Before there were these World Cup victors, there was the legendary team with Mia Hamm, Brandi Chastain, et al. Before “LFG!” there was “GFY,” the crass meaning of which an appealing Julie Foudy shares. The EPSN commentator and a member of that two-time World Cup-winning team, Foudy proves a smart link to both teams — and both moments.

After they win their fourth World Cup, a chant starts up in the stands that are repeated during the to the confetti parade and ceremony. “Equal Pay, Equal Pay, Equal Pay,” the syllables of which sound like they’re shouting, “U.S.A., U.S.A., U.S.A.” When Rapinoe takes the mike at that celebration, she is gracious to a point: She’s not about to let U.S. Soccer off the hook but goes easy on then-federation president, Carlos Cordiero.
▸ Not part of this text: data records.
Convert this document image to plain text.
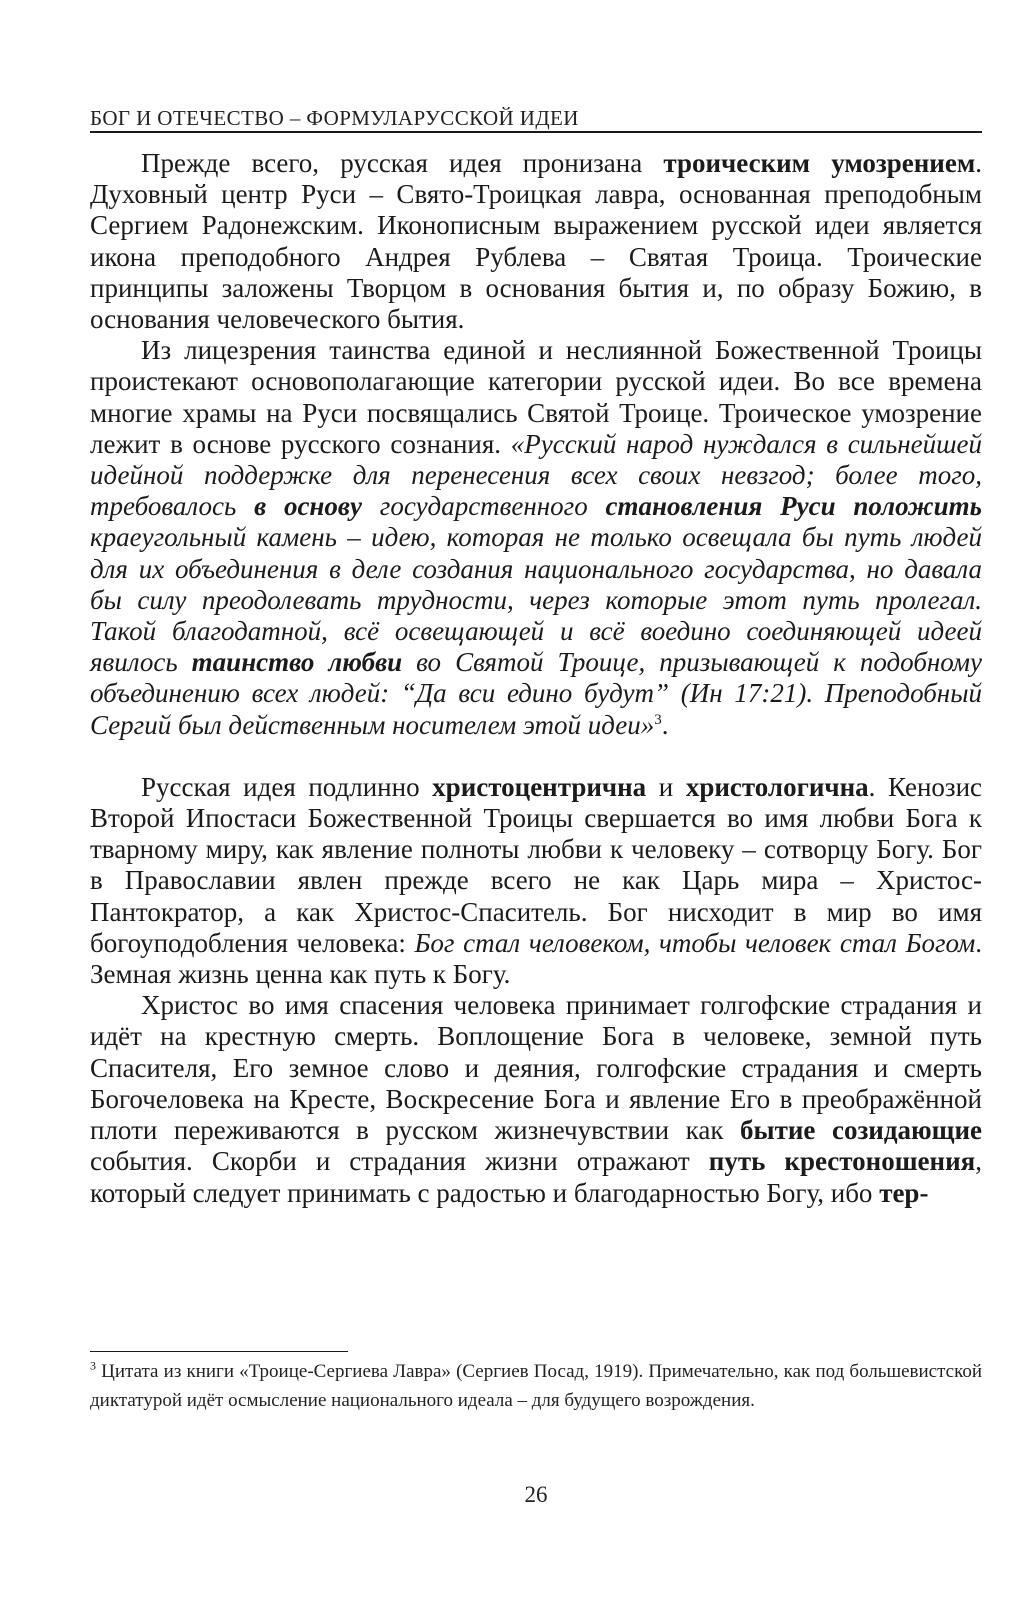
БОГ И ОТЕЧЕСТВО – ФОРМУЛАРУССКОЙ ИДЕИ

Прежде всего, русская идея пронизана троическим умозрением. Духовный центр Руси – Свято-Троицкая лавра, основанная преподобным Сергием Радонежским. Иконописным выражением русской идеи является икона преподобного Андрея Рублева – Святая Троица. Троические принципы заложены Творцом в основания бытия и, по образу Божию, в основания человеческого бытия.

Из лицезрения таинства единой и неслиянной Божественной Троицы проистекают основополагающие категории русской идеи. Во все времена многие храмы на Руси посвящались Святой Троице. Троическое умозрение лежит в основе русского сознания. «Русский народ нуждался в сильнейшей идейной поддержке для перенесения всех своих невзгод; более того, требовалось в основу государственного становления Руси положить краеугольный камень – идею, которая не только освещала бы путь людей для их объединения в деле создания национального государства, но давала бы силу преодолевать трудности, через которые этот путь пролегал. Такой благодатной, всё освещающей и всё воедино соединяющей идеей явилось таинство любви во Святой Троице, призывающей к подобному объединению всех людей: “Да вси едино будут” (Ин 17:21). Преподобный Сергий был действенным носителем этой идеи»$^3$.

Русская идея подлинно христоцентрична и христологична. Кенозис Второй Ипостаси Божественной Троицы свершается во имя любви Бога к тварному миру, как явление полноты любви к человеку – сотворцу Богу. Бог в Православии явлен прежде всего не как Царь мира – Христос-Пантократор, а как Христос-Спаситель. Бог нисходит в мир во имя богоуподобления человека: Бог стал человеком, чтобы человек стал Богом. Земная жизнь ценна как путь к Богу.

Христос во имя спасения человека принимает голгофские страдания и идёт на крестную смерть. Воплощение Бога в человеке, земной путь Спасителя, Его земное слово и деяния, голгофские страдания и смерть Богочеловека на Кресте, Воскресение Бога и явление Его в преображённой плоти переживаются в русском жизнечувствии как бытие созидающие события. Скорби и страдания жизни отражают путь крестоношения, который следует принимать с радостью и благодарностью Богу, ибо тер-

$^3$ Цитата из книги «Троице-Сергиева Лавра» (Сергиев Посад, 1919). Примечательно, как под большевистской диктатурой идёт осмысление национального идеала – для будущего возрождения.
26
It’s as if she says, “Read the room, Carlos.”

“If I didn’t think we could win, I wouldn’t have taken on the lawsuit,” says lead attorney Jeffrey Kessler early on. Sitting behind a table in a conference room, Kessler brings to mind agent-mensch Dicky Fox in “Jerry Maguire.” The framing feels intentional, even if it isn’t. Something in Kessler’s legal tutelage underscores the ethical rightness of the fight.

This past Monday, the Supreme Court handed the governing body of college sports, the NCAA, a unanimous defeat with a landmark decision about compensation for student athletes. The lead lawyer for that suit was none other than Kessler.

Co-counsel Cardelle Spangler as well as team spokeswoman and public relations executive Molly Levinson — who gets teary reading an astonishing full-page ad from Secret deodorant celebrating the team and making no secret of its stance on equal pay — make it clear that this is no one-man operation but a superlative women’s endeavor, with the team leading the charge.